Bu büyüklükteki son başarısızlığım Galatasaray Lisesi’ni kazanamamaktı. 12 yaşındaydım.
Küçük dünyam başıma yıkılmıştı. Ben bir gerizekalıydım ve hiçbir hayalim gerçekleşmeyecekti çünkü yeteri kadar iyi değildim. Hayat istediği kadar karmaşık, düşünce sistemim istediği kadar sofistike olsun bazı şeyler son derece basitti işte: Başarısızlığım aptal olduğum anlamına geliyordu ve aptallık kabul edilebilir bir şey değildi. Güzellik ya da çirkinliği zerrece önemsemiyordum. İyilik ve kötülük göreceli şeylerdi. Her şey affedilebilir, her şeye bir açıklama bulunabilirdi. Aptallık dışında.
Hırssız bir insana göre başarısızlığa bu kadar tahammülsüz olmam garip ama başka türlüsü elimden gelmiyor. Bu yetersizlik, bu yeteri kadar iyi olmama hissi korkunç bir şey. Hiçbir şeyin sonu olmadığını bildiğim halde her şeyin sonuymuş gibi.

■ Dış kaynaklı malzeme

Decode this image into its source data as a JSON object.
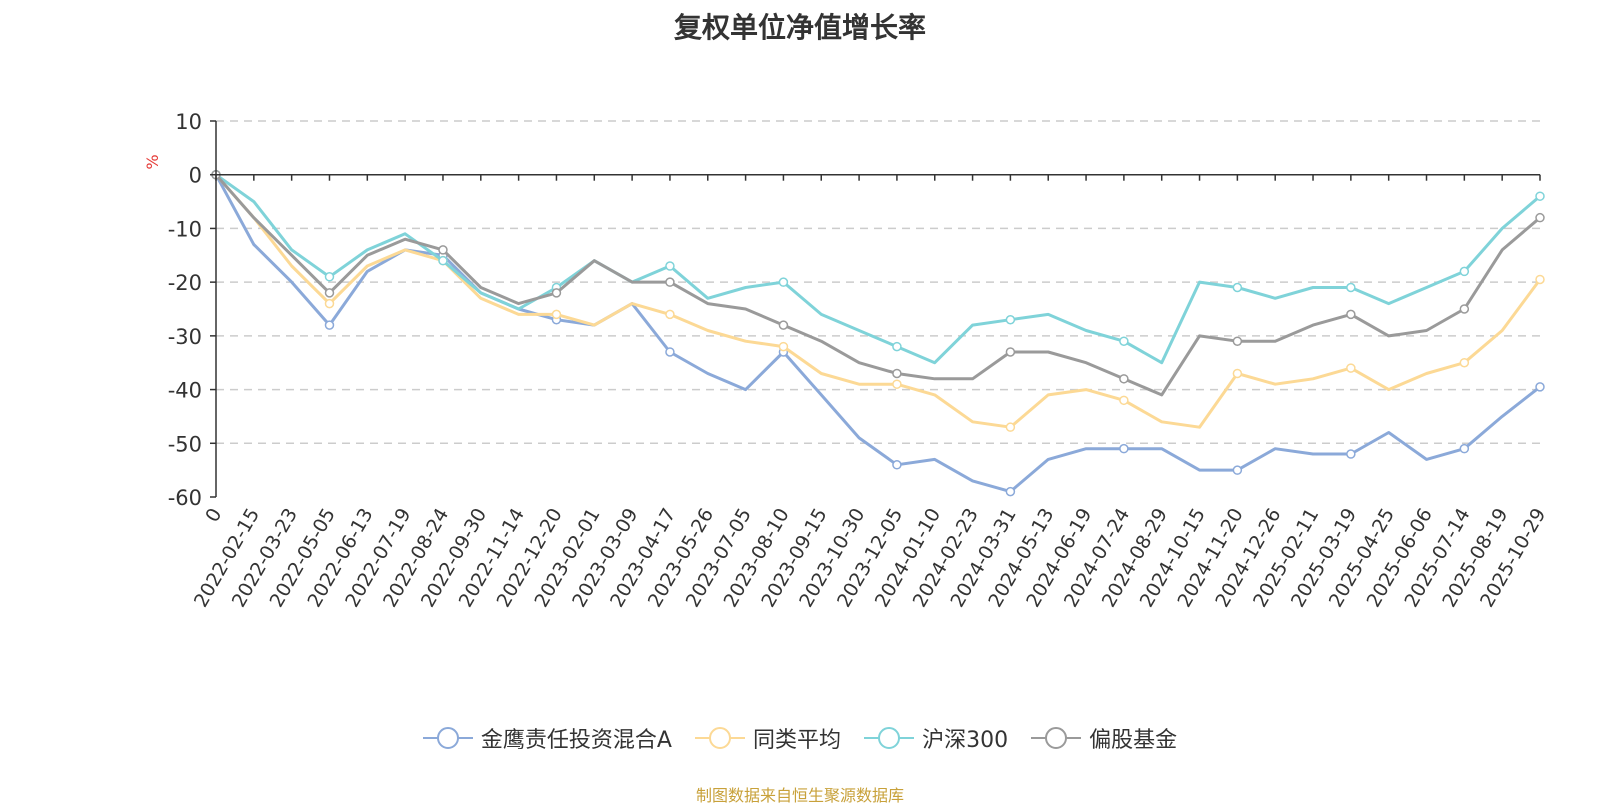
{
  "colors": {
    "s0": "#8ba9d9",
    "s1": "#fcd995",
    "s2": "#7fd3d9",
    "s3": "#9a9a9a",
    "axis_unit": "#e53935",
    "source": "#c8a13a"
  },
  "chart_data": {
    "type": "line",
    "title": "复权单位净值增长率",
    "ylabel": "%",
    "ylim": [
      -60,
      10
    ],
    "yticks": [
      10,
      0,
      -10,
      -20,
      -30,
      -40,
      -50,
      -60
    ],
    "x_first_label": "0",
    "x_tick_labels": [
      "2022-02-15",
      "2022-03-23",
      "2022-05-05",
      "2022-06-13",
      "2022-07-19",
      "2022-08-24",
      "2022-09-30",
      "2022-11-14",
      "2022-12-20",
      "2023-02-01",
      "2023-03-09",
      "2023-04-17",
      "2023-05-26",
      "2023-07-05",
      "2023-08-10",
      "2023-09-15",
      "2023-10-30",
      "2023-12-05",
      "2024-01-10",
      "2024-02-23",
      "2024-03-31",
      "2024-05-13",
      "2024-06-19",
      "2024-07-24",
      "2024-08-29",
      "2024-10-15",
      "2024-11-20",
      "2024-12-26",
      "2025-02-11",
      "2025-03-19",
      "2025-04-25",
      "2025-06-06",
      "2025-07-14",
      "2025-08-19",
      "2025-10-29"
    ],
    "x_index": [
      0,
      1,
      2,
      3,
      4,
      5,
      6,
      7,
      8,
      9,
      10,
      11,
      12,
      13,
      14,
      15,
      16,
      17,
      18,
      19,
      20,
      21,
      22,
      23,
      24,
      25,
      26,
      27,
      28,
      29,
      30,
      31,
      32,
      33,
      34,
      35
    ],
    "series": [
      {
        "name": "金鹰责任投资混合A",
        "values": [
          0,
          -13,
          -20,
          -28,
          -18,
          -14,
          -15,
          -22,
          -25,
          -27,
          -28,
          -24,
          -33,
          -37,
          -40,
          -33,
          -41,
          -49,
          -54,
          -53,
          -57,
          -59,
          -53,
          -51,
          -51,
          -51,
          -55,
          -55,
          -51,
          -52,
          -52,
          -48,
          -53,
          -51,
          -45,
          -39.5
        ]
      },
      {
        "name": "同类平均",
        "values": [
          0,
          -8,
          -17,
          -24,
          -17,
          -14,
          -16,
          -23,
          -26,
          -26,
          -28,
          -24,
          -26,
          -29,
          -31,
          -32,
          -37,
          -39,
          -39,
          -41,
          -46,
          -47,
          -41,
          -40,
          -42,
          -46,
          -47,
          -37,
          -39,
          -38,
          -36,
          -40,
          -37,
          -35,
          -29,
          -19.5
        ]
      },
      {
        "name": "沪深300",
        "values": [
          0,
          -5,
          -14,
          -19,
          -14,
          -11,
          -16,
          -22,
          -25,
          -21,
          -16,
          -20,
          -17,
          -23,
          -21,
          -20,
          -26,
          -29,
          -32,
          -35,
          -28,
          -27,
          -26,
          -29,
          -31,
          -35,
          -20,
          -21,
          -23,
          -21,
          -21,
          -24,
          -21,
          -18,
          -10,
          -4
        ]
      },
      {
        "name": "偏股基金",
        "values": [
          0,
          -8,
          -15,
          -22,
          -15,
          -12,
          -14,
          -21,
          -24,
          -22,
          -16,
          -20,
          -20,
          -24,
          -25,
          -28,
          -31,
          -35,
          -37,
          -38,
          -38,
          -33,
          -33,
          -35,
          -38,
          -41,
          -30,
          -31,
          -31,
          -28,
          -26,
          -30,
          -29,
          -25,
          -14,
          -8
        ]
      }
    ],
    "legend_position": "bottom-center"
  },
  "source_text": "制图数据来自恒生聚源数据库"
}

Biramı, sigaramı, kül tablasını ve telefonumu alıp balkona çıktım. Sandalyeye oturup ayaklarımı da korkuluğa dayadım. Holy Golightly tipi güneş gözlüklerimin ardından uzaklara daldım. Bir yudum aldım, bir nefes çektim. Yeşilköy’e inmeye hazırlanan bir uçağa üfledim dumanımı, türbülansa soktum uçağı. Bir yudum daha aldım. Lastik tokadan kurtulan perçemlerimi rüzgara bırakmıştım.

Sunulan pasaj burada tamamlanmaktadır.